Learn

Input price (per 1M tokens)

Cost in USD to send 1 million input tokens

What is input price (per 1m tokens)?

Input price is what you pay per million tokens sent to the model — your prompts, instructions, and context. The cheapest models on sourc.dev cost $0.075 per million input tokens (Gemini 1.5 Flash). The most expensive cost $60 (legacy GPT-3 Davinci). That is an 800× range for the same unit of work. If you are sending large documents or long system prompts, input price is the number that determines whether your application is viable at scale.

Why it matters

Here is a concrete example. You have an application that sends a 2,000-token system prompt with every request. At $3.00/1M (Claude 3.5 Sonnet), that system prompt costs $0.006 per call. At $0.075/1M (Gemini 1.5 Flash), it costs $0.00015 per call. Over 1 million calls, the difference is $5,850. Same system prompt. Same task. The input price is the number your CFO will eventually ask about. sourc.dev tracks input_price_per_1m for all published models, verified from primary sources. This feeds the sourc Value Index and Price Deflation Index.

Where models stand

Qwen3 235B A22B

0 USD

GPT-3 (davinci-002)

60 USD

GPT-4

30 USD

Claude 3 Opus

15 USD

Data available for 34 of 271 tracked entities.

How sourc.dev tracks this

sourc.dev tracks input price (per 1m tokens) through its automated monitoring pipeline. Data is collected on a regular schedule, compared against previous values, and any changes are recorded in the history table with full provenance — source URL, effective date, and verification timestamp. Nothing is overwritten. The pipeline ensures this attribute stays current without manual intervention.

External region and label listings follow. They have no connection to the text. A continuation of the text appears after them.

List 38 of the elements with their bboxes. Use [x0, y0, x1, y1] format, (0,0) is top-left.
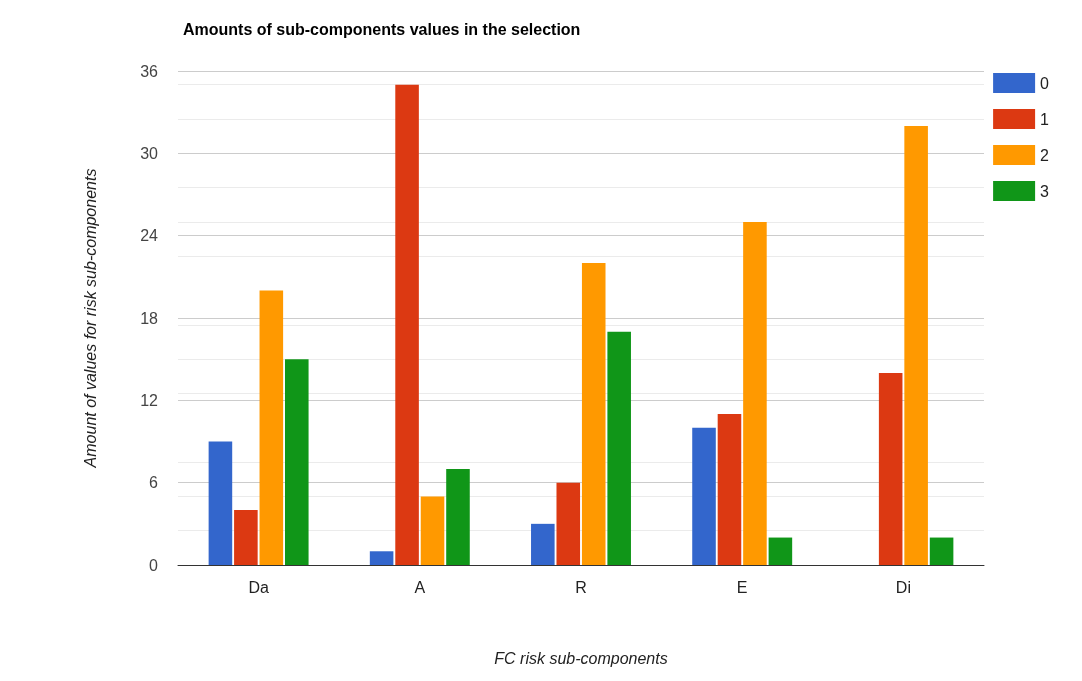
bar: [531, 523, 555, 565]
bar: [446, 468, 470, 565]
y-tick-label: 18: [140, 309, 159, 327]
y-tick-label: 24: [140, 227, 159, 245]
bar: [878, 372, 903, 565]
x-tick-label: Da: [248, 578, 269, 596]
bar: [369, 551, 394, 565]
bar: [581, 263, 606, 565]
x-tick-label: Di: [895, 578, 911, 596]
bar: [929, 537, 954, 565]
chart-title: Amounts of sub-components values in the selection: [183, 20, 581, 38]
x-axis-title: FC risk sub-components: [494, 649, 668, 667]
bar: [285, 359, 309, 565]
y-axis-title: Amount of values for risk sub-components: [81, 168, 99, 469]
y-tick-label: 30: [140, 144, 159, 162]
y-tick-label: 0: [149, 556, 159, 574]
y-tick-label: 36: [140, 62, 159, 80]
y-tick-label: 12: [140, 391, 159, 409]
x-tick-label: R: [575, 578, 587, 596]
legend-label: 2: [1040, 146, 1050, 164]
bar: [395, 84, 419, 565]
bar: [259, 290, 284, 565]
bar: [607, 331, 631, 565]
bar: [904, 125, 928, 565]
bar: [717, 414, 742, 565]
bar: [743, 221, 767, 565]
bar: [556, 482, 581, 565]
bar: [208, 441, 233, 565]
bar: [692, 427, 716, 565]
x-tick-label: A: [414, 578, 426, 596]
bar: [768, 537, 793, 565]
bar: [420, 496, 445, 565]
legend-label: 1: [1040, 110, 1050, 128]
legend-label: 0: [1040, 74, 1050, 92]
y-tick-label: 6: [149, 474, 159, 492]
legend-label: 3: [1040, 182, 1050, 200]
bar: [234, 510, 258, 565]
x-tick-label: E: [736, 578, 748, 596]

Frequently asked questions

FAQ Why is input price quoted per million tokens?

Because individual API calls cost fractions of a cent. Quoting per million tokens makes comparison practical. A typical short prompt might use 500 tokens, costing $0.0005 at $1/M — too small to reason about without the per-million convention.

FAQ Is input always cheaper than output?

Yes, for virtually every commercial LLM API. Output generation requires more computation than reading input. The ratio varies — some models charge 3x more for output, others 5x or more.

FAQ How do cached tokens affect input pricing?

Some providers offer reduced pricing for cached or repeated input tokens. Anthropic and OpenAI both have caching mechanisms that can reduce input costs by 50-90% for repeated context. Check provider documentation for current caching policies.